Video rules on the Internet. Yet podcasting, the equivalent of creating your own little pirate radio station on the Web, is still around and kicking.
Creating your own podcast is far simpler and less time-consuming that the work video takes. Getting started is a lot easier than you'd think. But you will, of course, need the right kit. Start off with the basics - a microphone, audio editing software and headphones. Once you're established, get a nice mixer. Can't decide what to get? Read on for our recommended podcasting gear.
A good mic ain't hard to find
Don't feel pressured to spend the big bucks until you're sure you're going to commit to podcasting in the long-term.

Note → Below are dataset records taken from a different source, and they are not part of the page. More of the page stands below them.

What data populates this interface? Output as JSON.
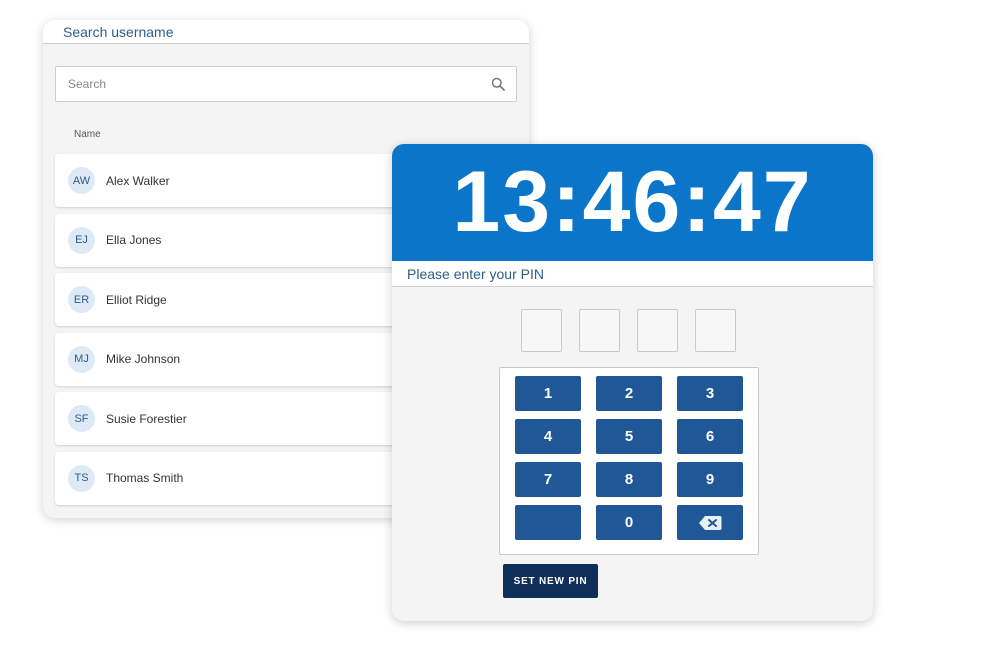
{
  "user_panel": {
    "title": "Search username",
    "search": {
      "placeholder": "Search",
      "value": ""
    },
    "column_header": "Name",
    "users": [
      {
        "initials": "AW",
        "name": "Alex Walker"
      },
      {
        "initials": "EJ",
        "name": "Ella Jones"
      },
      {
        "initials": "ER",
        "name": "Elliot Ridge"
      },
      {
        "initials": "MJ",
        "name": "Mike Johnson"
      },
      {
        "initials": "SF",
        "name": "Susie Forestier"
      },
      {
        "initials": "TS",
        "name": "Thomas Smith"
      }
    ]
  },
  "pin_panel": {
    "clock": "13:46:47",
    "prompt": "Please enter your PIN",
    "slot_count": 4,
    "keys": [
      "1",
      "2",
      "3",
      "4",
      "5",
      "6",
      "7",
      "8",
      "9",
      "",
      "0",
      "backspace-icon"
    ],
    "set_new_pin_label": "SET NEW PIN"
  },
  "colors": {
    "clock_bar": "#0b76c9",
    "key": "#1f5797",
    "set_pin_button": "#0e2f5a",
    "header_text": "#2e5d86",
    "avatar_bg": "#dde9f5"
  }
}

Whatever the snobs or purists say, there is nothing wrong with eschewing a standalone microphone for a USB headset. Don't go for headsets that come with separate audio and mic jacks as some laptops no longer support separate mic ports.
But that doesn't mean you should be too stingy either. Something like the Plantronics Audio 628 (RM150) or the Logitech H540 (RM169) are decent headsets that offer reasonable microphone recording quality while providing noise-canceling benefits.

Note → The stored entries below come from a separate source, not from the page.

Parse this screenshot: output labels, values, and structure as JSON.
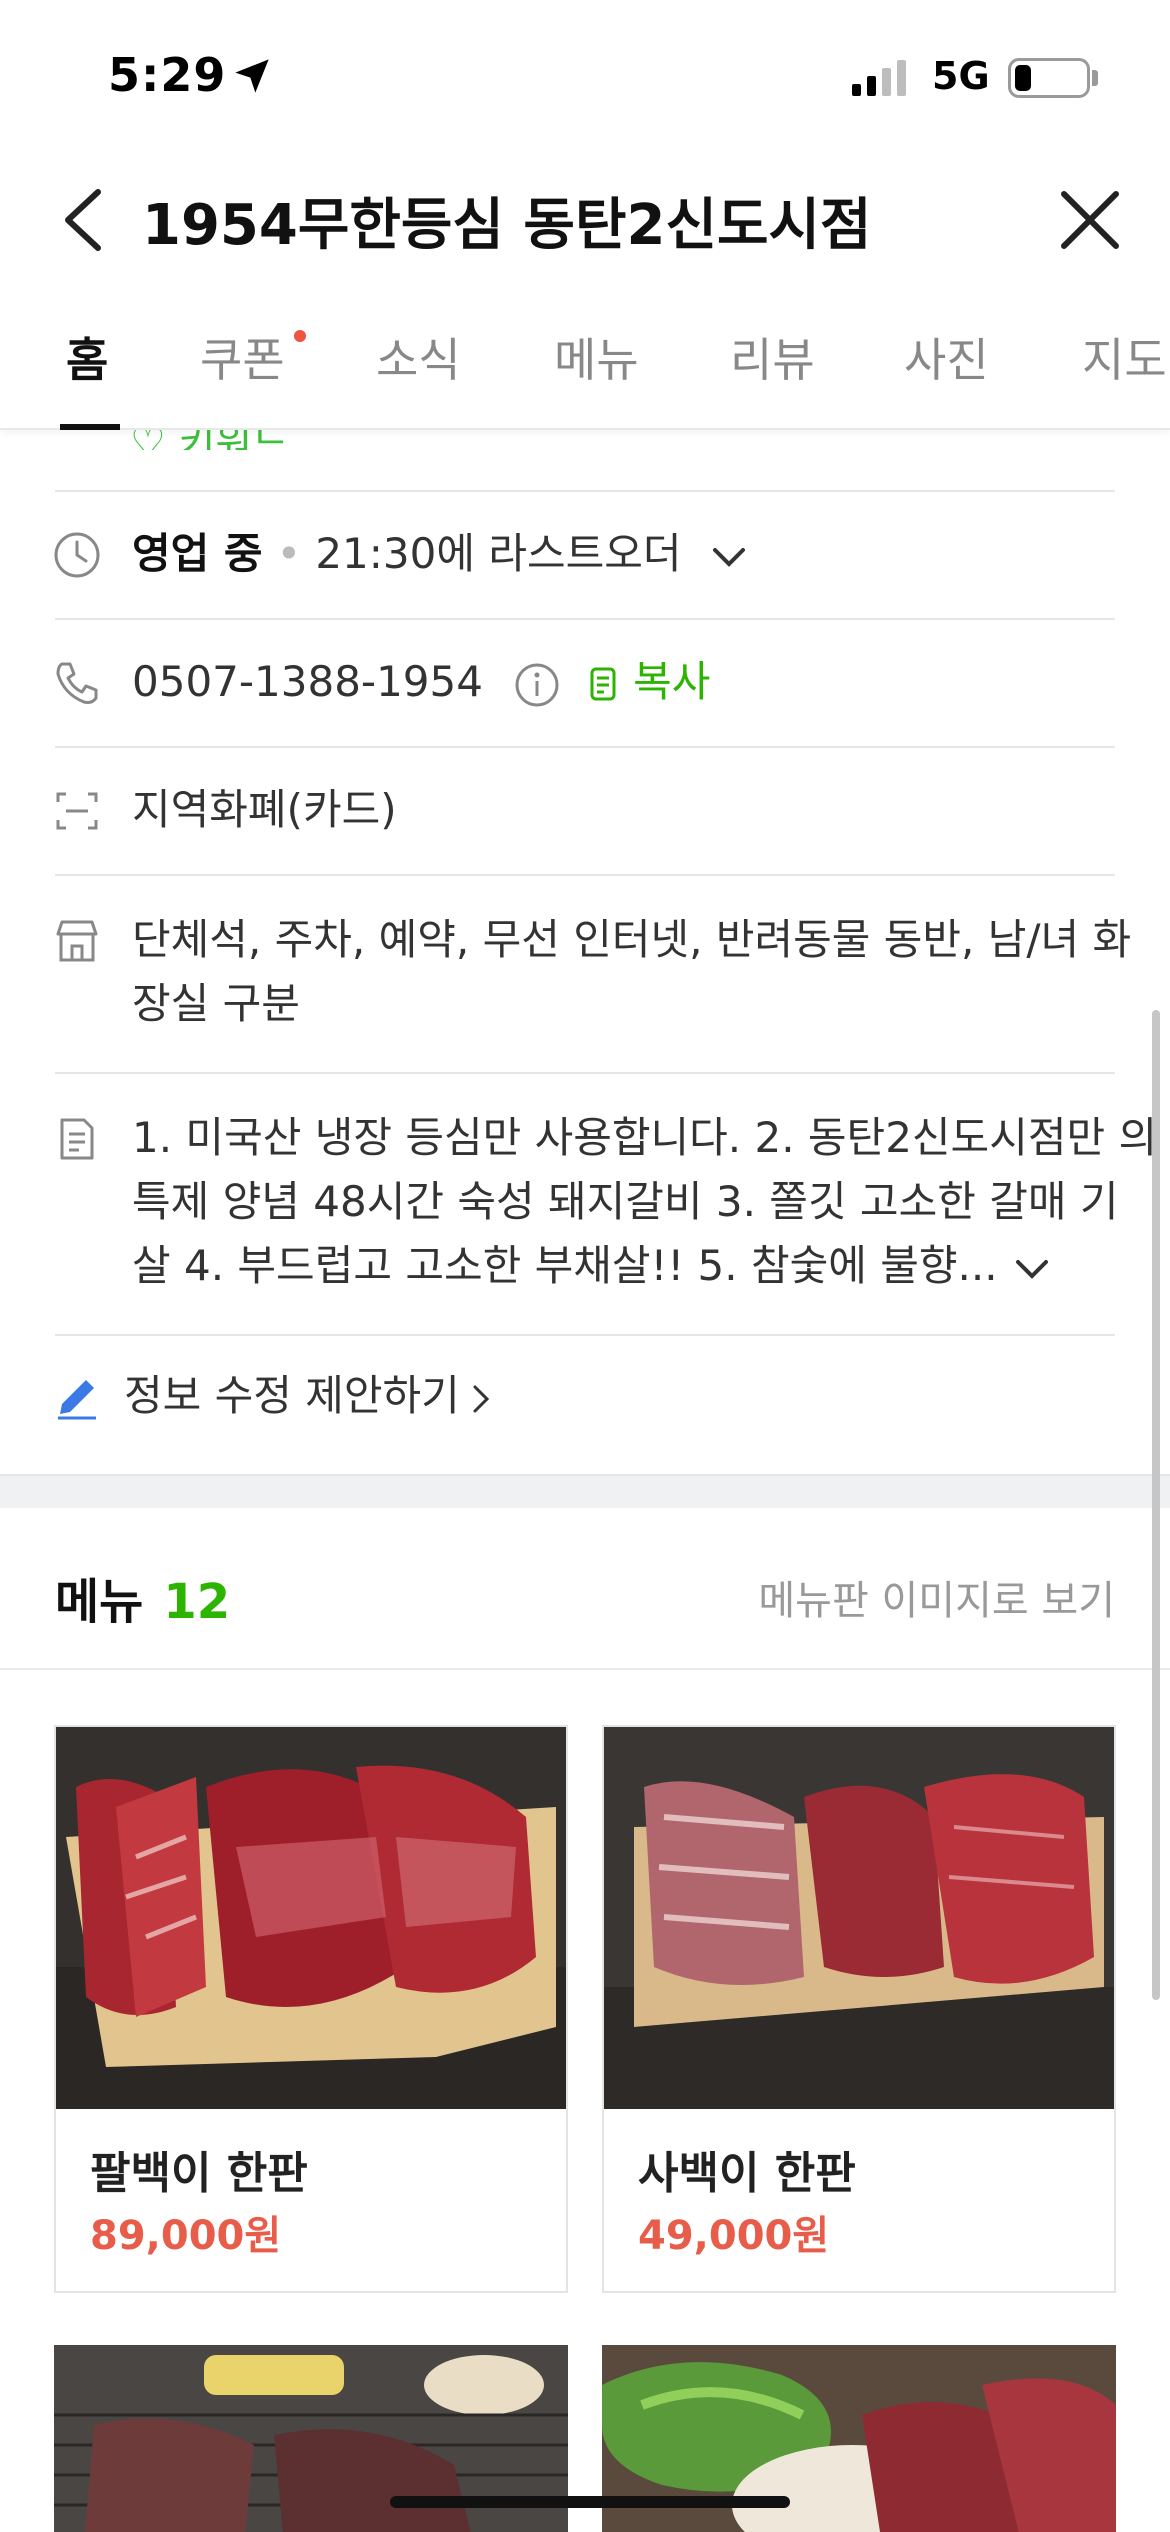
{
  "status_bar": {
    "time": "5:29",
    "network": "5G"
  },
  "header": {
    "title": "1954무한등심 동탄2신도시점"
  },
  "tabs": [
    {
      "label": "홈",
      "active": true
    },
    {
      "label": "쿠폰",
      "badge": true
    },
    {
      "label": "소식"
    },
    {
      "label": "메뉴"
    },
    {
      "label": "리뷰"
    },
    {
      "label": "사진"
    },
    {
      "label": "지도"
    }
  ],
  "info": {
    "cut_text": "♡ 키워드",
    "hours": {
      "status": "영업 중",
      "last_order": "21:30에 라스트오더"
    },
    "phone": {
      "number": "0507-1388-1954",
      "copy_label": "복사"
    },
    "payment": "지역화폐(카드)",
    "amenities_line1": "단체석, 주차, 예약, 무선 인터넷, 반려동물 동반, 남/녀 화",
    "amenities_line2": "장실 구분",
    "description_line1": "1. 미국산 냉장 등심만 사용합니다. 2. 동탄2신도시점만 의",
    "description_line2": "특제 양념 48시간 숙성 돼지갈비 3. 쫄깃 고소한 갈매 기",
    "description_line3": "살 4. 부드럽고 고소한 부채살!! 5. 참숯에 불향...",
    "suggest_edit": "정보 수정 제안하기"
  },
  "menu": {
    "title": "메뉴",
    "count": "12",
    "image_view_label": "메뉴판 이미지로 보기",
    "items": [
      {
        "name": "팔백이 한판",
        "price": "89,000원"
      },
      {
        "name": "사백이 한판",
        "price": "49,000원"
      }
    ]
  },
  "colors": {
    "accent_green": "#2db400",
    "price_red": "#e85c4a",
    "badge_red": "#f0533e"
  }
}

When you want to upgrade, there are two ways to go about it: go for a better USB mic from the likes of Blue Yeti and Samson. Or, spend more on getting proper studio mics, which will unfortunately need extra kit like a mixer. If you're podcasting on the go, USB mics like the Samson Go (US$39.99) are much easier to carry around.
If you fancy podcasting on the go, try IK Multimedia's iRig mini-microphones for iOS and Android phones.
Cleaning up with software
It's not enough to just record your sparkling commentary; you'll need to edit, trim and clean up rough-sounding audio before you upload your podcasts.

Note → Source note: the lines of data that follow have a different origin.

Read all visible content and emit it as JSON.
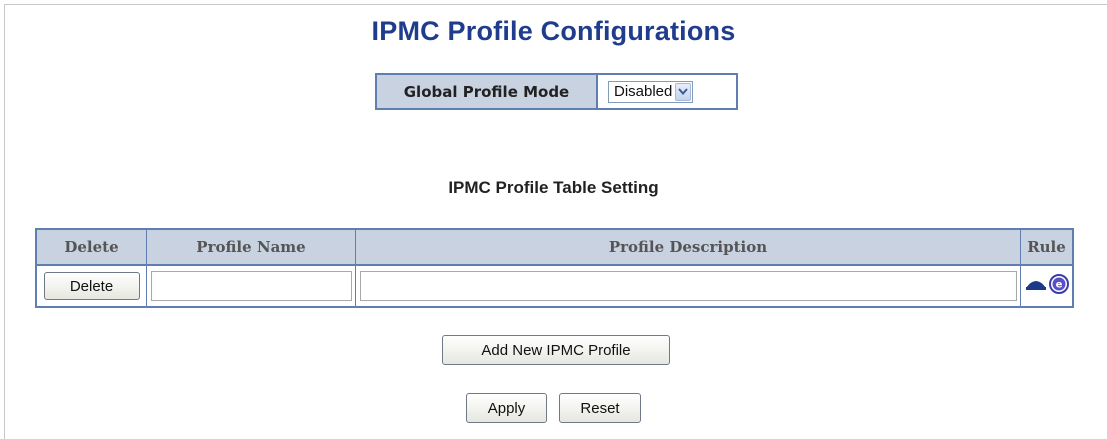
{
  "page": {
    "title": "IPMC Profile Configurations"
  },
  "global_mode": {
    "label": "Global Profile Mode",
    "selected": "Disabled",
    "options": [
      "Disabled"
    ]
  },
  "table": {
    "title": "IPMC Profile Table Setting",
    "columns": [
      "Delete",
      "Profile Name",
      "Profile Description",
      "Rule"
    ],
    "rows": [
      {
        "delete_label": "Delete",
        "profile_name": "",
        "profile_description": "",
        "rule_icons": [
          "navigate-icon",
          "edit-icon"
        ]
      }
    ]
  },
  "actions": {
    "add_label": "Add New IPMC Profile",
    "apply_label": "Apply",
    "reset_label": "Reset"
  },
  "colors": {
    "title": "#1f3d8c",
    "header_bg": "#c8d2e0",
    "border": "#5f7fb0",
    "edit_icon": "#3b3bb0"
  }
}
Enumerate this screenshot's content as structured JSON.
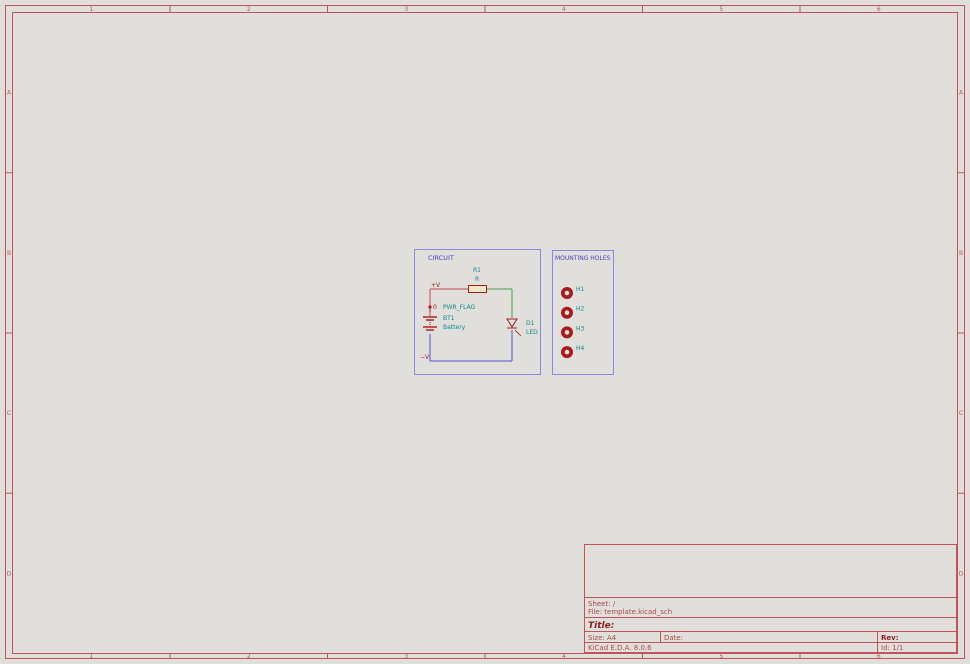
{
  "colors": {
    "background": "#e1dfdc",
    "frame": "#c4525a",
    "symbol": "#a81b1b",
    "ref_text": "#0f8a86",
    "net_label": "#8a1f1f",
    "wire_red": "#c4474f",
    "wire_green": "#3aa64a",
    "wire_blue": "#5052c8",
    "box_outline": "#8a87e0",
    "box_title": "#4443c0",
    "title_block_text": "#a64a4a"
  },
  "frame": {
    "columns": [
      "1",
      "2",
      "3",
      "4",
      "5",
      "6"
    ],
    "rows": [
      "A",
      "B",
      "C",
      "D"
    ]
  },
  "circuit_box": {
    "title": "CIRCUIT",
    "net_plus": "+V",
    "net_minus": "−V",
    "resistor": {
      "ref": "R1",
      "value": "R",
      "icon": "resistor-icon"
    },
    "battery": {
      "ref": "BT1",
      "value": "Battery",
      "icon": "battery-icon"
    },
    "power_flag": {
      "label": "PWR_FLAG",
      "pin": "0",
      "icon": "power-flag-icon"
    },
    "led": {
      "ref": "D1",
      "value": "LED",
      "icon": "led-icon"
    }
  },
  "mounting_box": {
    "title": "MOUNTING HOLES",
    "holes": [
      {
        "ref": "H1",
        "icon": "mounting-hole-icon"
      },
      {
        "ref": "H2",
        "icon": "mounting-hole-icon"
      },
      {
        "ref": "H3",
        "icon": "mounting-hole-icon"
      },
      {
        "ref": "H4",
        "icon": "mounting-hole-icon"
      }
    ]
  },
  "title_block": {
    "sheet": "Sheet: /",
    "file": "File: template.kicad_sch",
    "title": "Title:",
    "size": "Size: A4",
    "date": "Date:",
    "rev": "Rev:",
    "app": "KiCad E.D.A. 8.0.6",
    "id": "Id: 1/1"
  }
}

Audacity is an open-source software that's simple to learn and of course, free. Once you've outgrown it, try Reaper which goes for US$60 for personal use. On a Mac? Then there's the free and pretty powerful Garageband, which also has an iPad version. Take note, recording podcasts on an iPad might be trickier if you have multiple 'deejays' - it's better for solo podcasting projects.
What you basically need to learn is how to record and save your audio, convert it into a podcast-friendly format and make the necessary trimming or editing. Whatever software you use, just remember, practice makes perfect!
More after the break...
Having a listen with headphones
Once you have a standalone mic, you will need a good pair of headphones to help you monitor the audio as you record and edit your voice to its polished best.
Since your podcasts will mostly be listened by people on headphones, you should listen to your recordings on them as well. There's a marked difference from what you hear on speakers compared to what comes out on headphones. In-ear or over-ear headphones? Go for the latter, but the choice is yours. A decent budget model is the AKG511 which costs below RM200.
Try not to cut corners on good headphones. Without decent sound, you won't get an accurate feel of what your listeners are hearing.
What other nice 'extras' would help you along your journey to podcasting fame? Pop filters, for one. They remove the annoying voiced p's and b's that often spoil the flow of a recording. Extra bonus: it protects your shiny, expensive mic from saliva.
A mixer, wires, a nice soundproof studio - all these help your podcast sound more polished. But when you're just starting out, best not to go crazy with the gear. Build up a following, upskill your audio editing-fu and build a solid podcast subscriber base on iTunes before you blow good money on gadgets.
There is no point creating super-polished audio if the content isn't worth listening to in the first place. When it comes to podcasts, one of the most important tools is the stuff between your ears. Creating good content for listeners to keep coming back for is the hardest part.